Friday Odds and Ends

Way, way back in the deep recesses of the horrifying guilt-mountain that is my Inbox, I found an old email from one Michelangelo Cicerone forwarding the news of a very cool Historic Tale Construction Kit, which is essentially a Create Your Own Bayeux Tapestry tool. Give it a try if you’re so inclined.

On the night table: Top Shelf’s excellent alternative manga collection AX; Mario and Gilbert Hernandez’s good-old-fashioned twisted comic book adventure Citizen Rex; and Moto Hagio’s lyrical Drunken Dream from Fantagraphics.

To satisfy your weekly Greek webcomic quota, check out the handsomely-drawn Mused by Kostas Kiriakakis.

And finally, here’s an insidious video that’ll burrow its way into your skull forever, courtesy of Warren Ellis. Don’t say I didn’t warn you.

Have a great weekend.


YES, I’ve seen COMIXED.COM

It’s a pretty funny site, and yes, I’ve seen the one with me in it too, though I think the one with Will Smith (above) is my favorite so far.

Mostly, though, I’m posting this because several people a day keep telling me about the site, so I figure I better link to it now or I’ll never hear the end of it!

Kudos to the guy at Microsoft who I’m pretty sure was the first to tell me about this latest collaborative mutation when I was up in Redmond last month.

Oh, you crazy Internet, you…

[Update: Actually today's is my new favorite.]


Friday Odds and Ends

A couple of new angles on navigation this week.
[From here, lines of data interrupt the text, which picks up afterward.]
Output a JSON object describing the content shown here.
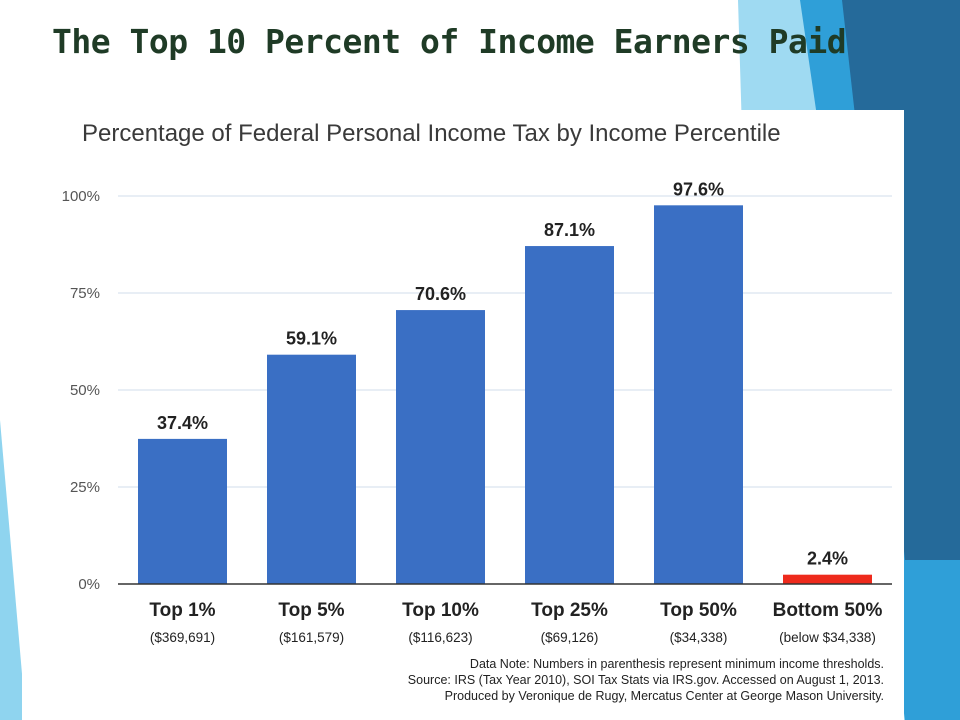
{
  "slide": {
    "title": "The Top 10 Percent of Income Earners Paid"
  },
  "chart_data": {
    "type": "bar",
    "title": "Percentage of Federal Personal Income Tax by Income Percentile",
    "categories": [
      "Top 1%",
      "Top 5%",
      "Top 10%",
      "Top 25%",
      "Top 50%",
      "Bottom 50%"
    ],
    "thresholds": [
      "($369,691)",
      "($161,579)",
      "($116,623)",
      "($69,126)",
      "($34,338)",
      "(below $34,338)"
    ],
    "values": [
      37.4,
      59.1,
      70.6,
      87.1,
      97.6,
      2.4
    ],
    "data_labels": [
      "37.4%",
      "59.1%",
      "70.6%",
      "87.1%",
      "97.6%",
      "2.4%"
    ],
    "bar_colors": [
      "#3a6fc4",
      "#3a6fc4",
      "#3a6fc4",
      "#3a6fc4",
      "#3a6fc4",
      "#ee2a1c"
    ],
    "ylim": [
      0,
      100
    ],
    "yticks": [
      0,
      25,
      50,
      75,
      100
    ],
    "ytick_labels": [
      "0%",
      "25%",
      "50%",
      "75%",
      "100%"
    ],
    "grid": true,
    "notes": [
      "Data Note: Numbers in parenthesis represent minimum income thresholds.",
      "Source: IRS (Tax Year 2010), SOI Tax Stats via IRS.gov. Accessed on August 1, 2013.",
      "Produced by Veronique de Rugy, Mercatus Center at George Mason University."
    ]
  },
  "colors": {
    "bar": "#3a6fc4",
    "bottom_bar": "#ee2a1c",
    "grid": "#d9e3ef",
    "theme_light": "#8fd4ef",
    "theme_mid": "#31a6dc",
    "theme_dark": "#256f9e"
  }
}
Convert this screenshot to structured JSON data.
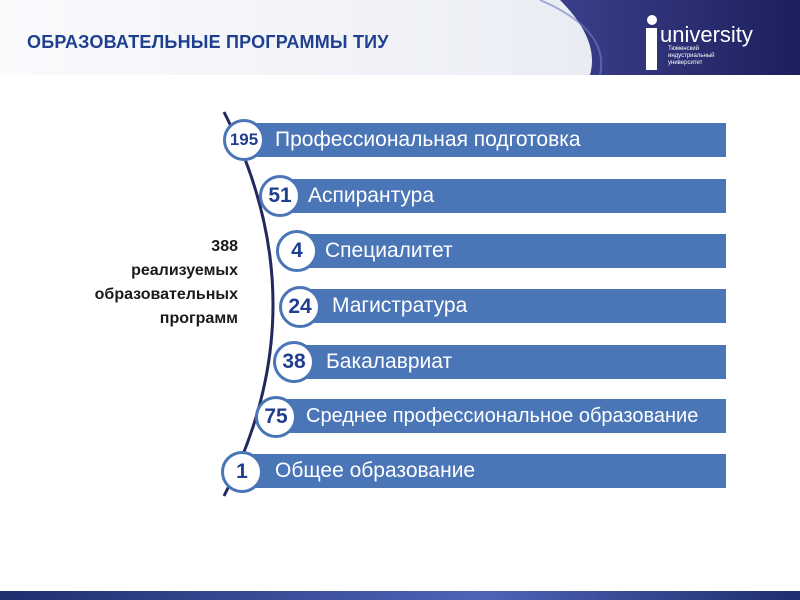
{
  "title": "ОБРАЗОВАТЕЛЬНЫЕ ПРОГРАММЫ ТИУ",
  "logo": {
    "name": "university",
    "subtitle": "Тюменский индустриальный университет"
  },
  "summary": {
    "line1": "388",
    "line2": "реализуемых",
    "line3": "образовательных",
    "line4": "программ"
  },
  "items": [
    {
      "count": "195",
      "label": "Профессиональная подготовка"
    },
    {
      "count": "51",
      "label": "Аспирантура"
    },
    {
      "count": "4",
      "label": "Специалитет"
    },
    {
      "count": "24",
      "label": "Магистратура"
    },
    {
      "count": "38",
      "label": "Бакалавриат"
    },
    {
      "count": "75",
      "label": "Среднее профессиональное образование"
    },
    {
      "count": "1",
      "label": "Общее образование"
    }
  ],
  "colors": {
    "accent": "#4a76b7",
    "title": "#1f3f8f",
    "header_band": "#2a2f78"
  }
}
On the Web side, a nicely-rendered side-scroller by Cody Coltharp, and on the mobile side, a tilting viewer by Karrie Fransman & Jonathan Plackett.

[Via comments: The javascript for the side-scroller viewer was written by Jean-Nicolas Jolivet, originally as a panoramic photo viewer.]

From Mexico, a well-told silent comic by Edgar Delgado, using some extended page sizes and storytelling tricks practically designed to make me happy (and maybe you too).

Finally, a moving good bye from Satoshi Kon, a creative giant of Japanese animation whose work I was still in the process of exploring when I heard the news of his death from cancer. I look forward to finishing my journey through his stories. I regret there won’t be any more.

Tokyo Godfathers arrived in the mail yesterday.